Com base em 18 meses de conversas com grandes companhias aéreas e passageiros, o conceito é, sublinha Wuggetzer, apenas isso: um conceito. Embora a equipa interna de design da Airbus "interprete" os requisitos dos passageiros de primeira classe, cabe às companhias aéreas imprimir a sua própria identidade visual personalizada nas propostas apresentadas.

"Trata-se de compreender as necessidades do utilizador final", explica. "Não somos nós que construímos o produto final. Estamos a torná-lo possível."

O futuro da primeira classe

Assim, as possibilidades para o espaço da master suite são, na prática, ilimitadas. Desde uma sauna a uma zona de exercício físico ou uma área comum concebida como um lounge de luxo ou um espaço de networking nos céus, Wuggetzer consegue imaginar todo o tipo de utilizações futuras.

Estas visualizações do futuro são prova da "fé absoluta" de Wuggetzer na prosperidade a longo prazo das viagens em primeira classe, numa altura em que algumas companhias estão a reduzir as ofertas de topo para reforçar os lugares da classe executiva.

"A primeira classe deixará de existir… na American Airlines pela simples razão de que os nossos clientes não a compram", disse à CNN, em 2022, Vasu Raja, então diretor comercial da companhia, enquanto a empresa eliminava gradualmente os lugares de primeira classe em favor das suas "Flagship Suites".

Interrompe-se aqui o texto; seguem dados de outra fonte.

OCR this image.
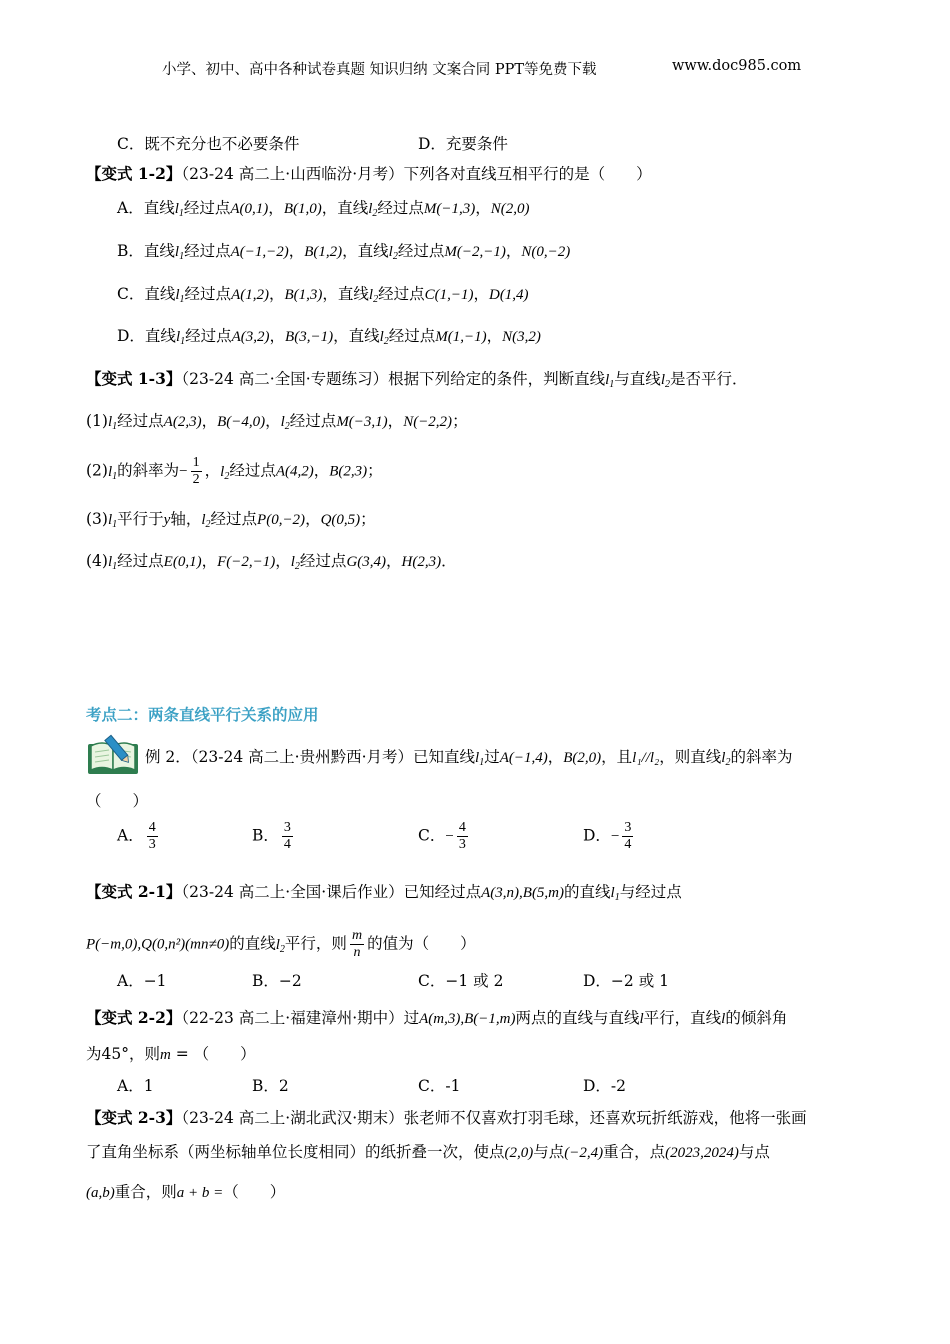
小学、初中、高中各种试卷真题 知识归纳 文案合同 PPT等免费下载	www.doc985.com
C．既不充分也不必要条件	D．充要条件
【变式 1-2】（23-24 高二上·山西临汾·月考）下列各对直线互相平行的是（　　）
A．直线$l_1$经过点A(0,1)，B(1,0)，直线$l_2$经过点M(−1,3)，N(2,0)
B．直线$l_1$经过点A(−1,−2)，B(1,2)，直线$l_2$经过点M(−2,−1)，N(0,−2)
C．直线$l_1$经过点A(1,2)，B(1,3)，直线$l_2$经过点C(1,−1)，D(1,4)
D．直线$l_1$经过点A(3,2)，B(3,−1)，直线$l_2$经过点M(1,−1)，N(3,2)
【变式 1-3】（23-24 高二·全国·专题练习）根据下列给定的条件，判断直线$l_1$与直线$l_2$是否平行．
$(1)l_1$经过点A(2,3)，B(−4,0)，$l_2$经过点M(−3,1)，N(−2,2)；
$(2)l_1$的斜率为− $\frac{1}{2}$ ，$l_2$经过点A(4,2)，B(2,3)；
$(3)l_1$平行于y轴，$l_2$经过点P(0,−2)，Q(0,5)；
$(4)l_1$经过点E(0,1)，F(−2,−1)，$l_2$经过点G(3,4)，H(2,3)．
考点二：两条直线平行关系的应用
例 2．（23-24 高二上·贵州黔西·月考）已知直线$l_1$过A(−1,4)，B(2,0)，且l₁//l₂，则直线$l_2$的斜率为
（　　）
A． $\frac{4}{3}$	B． $\frac{3}{4}$	C．− $\frac{4}{3}$	D．− $\frac{3}{4}$
【变式 2-1】（23-24 高二上·全国·课后作业）已知经过点A(3,n),B(5,m)的直线$l_1$与经过点
P(−m,0),Q(0,n²)(mn≠0)的直线$l_2$平行，则 $\frac{m}{n}$ 的值为（　　）
A．−1	B．−2	C．−1 或 2	D．−2 或 1
【变式 2-2】（22-23 高二上·福建漳州·期中）过A(m,3),B(−1,m)两点的直线与直线l平行，直线l的倾斜角
为45°，则m = （　　）
A．1	B．2	C．-1	D．-2
【变式 2-3】（23-24 高二上·湖北武汉·期末）张老师不仅喜欢打羽毛球，还喜欢玩折纸游戏，他将一张画
了直角坐标系（两坐标轴单位长度相同）的纸折叠一次，使点(2,0)与点(−2,4)重合，点(2023,2024)与点
(a,b)重合，则a + b =（　　）
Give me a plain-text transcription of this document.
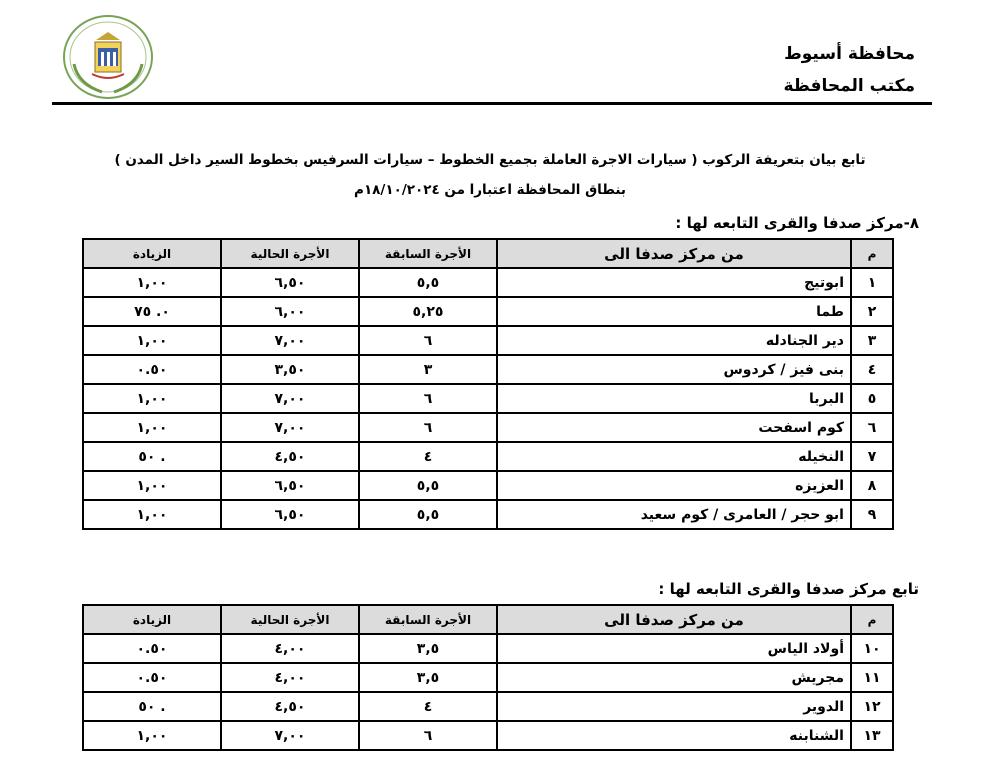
محافظة أسيوط
مكتب المحافظة
تابع بيان بتعريفة الركوب ( سيارات الاجرة العاملة بجميع الخطوط – سيارات السرفيس بخطوط السير داخل المدن )
بنطاق المحافظة اعتبارا من ١٨/١٠/٢٠٢٤م
٨-مركز صدفا والقرى التابعه لها :
م	من مركز صدفا الى	الأجرة السابقة	الأجرة الحالية	الزيادة
١	ابوتيج	٥,٥	٦,٥٠	١,٠٠
٢	طما	٥,٢٥	٦,٠٠	٠. ٧٥
٣	دير الجنادله	٦	٧,٠٠	١,٠٠
٤	بنى فيز / كردوس	٣	٣,٥٠	٠.٥٠
٥	البربا	٦	٧,٠٠	١,٠٠
٦	كوم اسفحت	٦	٧,٠٠	١,٠٠
٧	النخيله	٤	٤,٥٠	. ٥٠
٨	العزيزه	٥,٥	٦,٥٠	١,٠٠
٩	ابو حجر / العامرى / كوم سعيد	٥,٥	٦,٥٠	١,٠٠
تابع مركز صدفا والقرى التابعه لها :
م	من مركز صدفا الى	الأجرة السابقة	الأجرة الحالية	الزيادة
١٠	أولاد الياس	٣,٥	٤,٠٠	٠.٥٠
١١	مجريش	٣,٥	٤,٠٠	٠.٥٠
١٢	الدوير	٤	٤,٥٠	. ٥٠
١٣	الشنابنه	٦	٧,٠٠	١,٠٠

A Airbus afirma que a procura por cabines de primeira classe nos seus A350-1000 está a aumentar. (AIRBUS)

O número de lugares de primeira classe por avião está efetivamente a diminuir, reconhece Wuggetzer, mas insiste que isso é intencional. A redução aumenta a sensação de exclusividade, um elemento essencial para a construção da marca das companhias aéreas.

"O que observamos é que o volume global da primeira classe no mercado permanece muito estável", afirma.

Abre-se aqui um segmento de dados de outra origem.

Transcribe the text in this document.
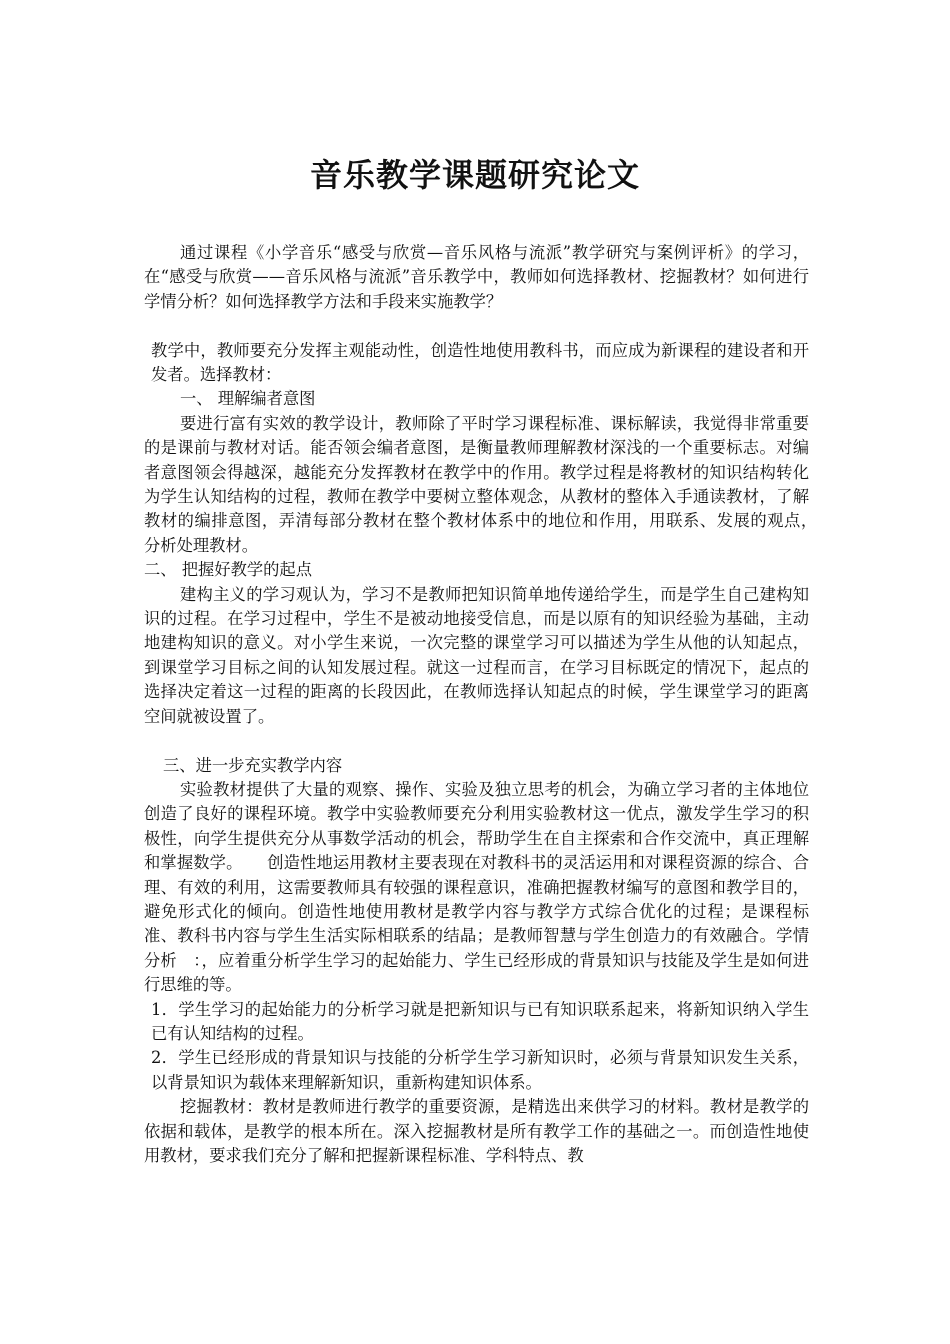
音乐教学课题研究论文

通过课程《小学音乐“感受与欣赏—音乐风格与流派”教学研究与案例评析》的学习，在“感受与欣赏——音乐风格与流派”音乐教学中，教师如何选择教材、挖掘教材？如何进行学情分析？如何选择教学方法和手段来实施教学？

教学中，教师要充分发挥主观能动性，创造性地使用教科书，而应成为新课程的建设者和开发者。选择教材：

一、 理解编者意图

要进行富有实效的教学设计，教师除了平时学习课程标准、课标解读，我觉得非常重要的是课前与教材对话。能否领会编者意图，是衡量教师理解教材深浅的一个重要标志。对编者意图领会得越深，越能充分发挥教材在教学中的作用。教学过程是将教材的知识结构转化为学生认知结构的过程，教师在教学中要树立整体观念，从教材的整体入手通读教材，了解教材的编排意图，弄清每部分教材在整个教材体系中的地位和作用，用联系、发展的观点，　分析处理教材。

二、 把握好教学的起点

建构主义的学习观认为，学习不是教师把知识简单地传递给学生，而是学生自己建构知识的过程。在学习过程中，学生不是被动地接受信息，而是以原有的知识经验为基础，主动地建构知识的意义。对小学生来说，一次完整的课堂学习可以描述为学生从他的认知起点，到课堂学习目标之间的认知发展过程。就这一过程而言，在学习目标既定的情况下，起点的选择决定着这一过程的距离的长段因此，在教师选择认知起点的时候，学生课堂学习的距离空间就被设置了。

三、进一步充实教学内容

实验教材提供了大量的观察、操作、实验及独立思考的机会，为确立学习者的主体地位创造了良好的课程环境。教学中实验教师要充分利用实验教材这一优点，激发学生学习的积极性，向学生提供充分从事数学活动的机会，帮助学生在自主探索和合作交流中，真正理解和掌握数学。　　创造性地运用教材主要表现在对教科书的灵活运用和对课程资源的综合、合理、有效的利用，这需要教师具有较强的课程意识，准确把握教材编写的意图和教学目的，避免形式化的倾向。创造性地使用教材是教学内容与教学方式综合优化的过程；是课程标准、教科书内容与学生生活实际相联系的结晶；是教师智慧与学生创造力的有效融合。学情分析　：，应着重分析学生学习的起始能力、学生已经形成的背景知识与技能及学生是如何进行思维的等。

1．学生学习的起始能力的分析学习就是把新知识与已有知识联系起来，将新知识纳入学生已有认知结构的过程。

2．学生已经形成的背景知识与技能的分析学生学习新知识时，必须与背景知识发生关系，以背景知识为载体来理解新知识，重新构建知识体系。

挖掘教材：教材是教师进行教学的重要资源，是精选出来供学习的材料。教材是教学的依据和载体，是教学的根本所在。深入挖掘教材是所有教学工作的基础之一。而创造性地使用教材，要求我们充分了解和把握新课程标准、学科特点、教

"Tal como qualquer fabricante automóvel tem sempre um modelo de topo, isso atrai muitos passageiros, mesmo que não seja acessível à maioria… mesmo que algumas companhias tenham uma classe executiva de altíssimo nível, continuam a investir no desenvolvimento da primeira classe."

Até ao momento, segundo a Airbus, 10 clientes optaram por incluir cabines de primeira classe nas encomendas do A350, e vários outros estão em conversações iniciais para as adicionar. Cinco transportadoras encontram-se atualmente na fase de personalização, podendo vir a implementar elementos incluídos neste conceito - com a primeira entrada em serviço prevista para cerca de 2030.

"É sempre importante recordar que não estamos apenas a criar belas imagens", conclui Wuggetzer. "Trata-se de clientes que compram estas soluções e demonstram que elas têm valor para eles."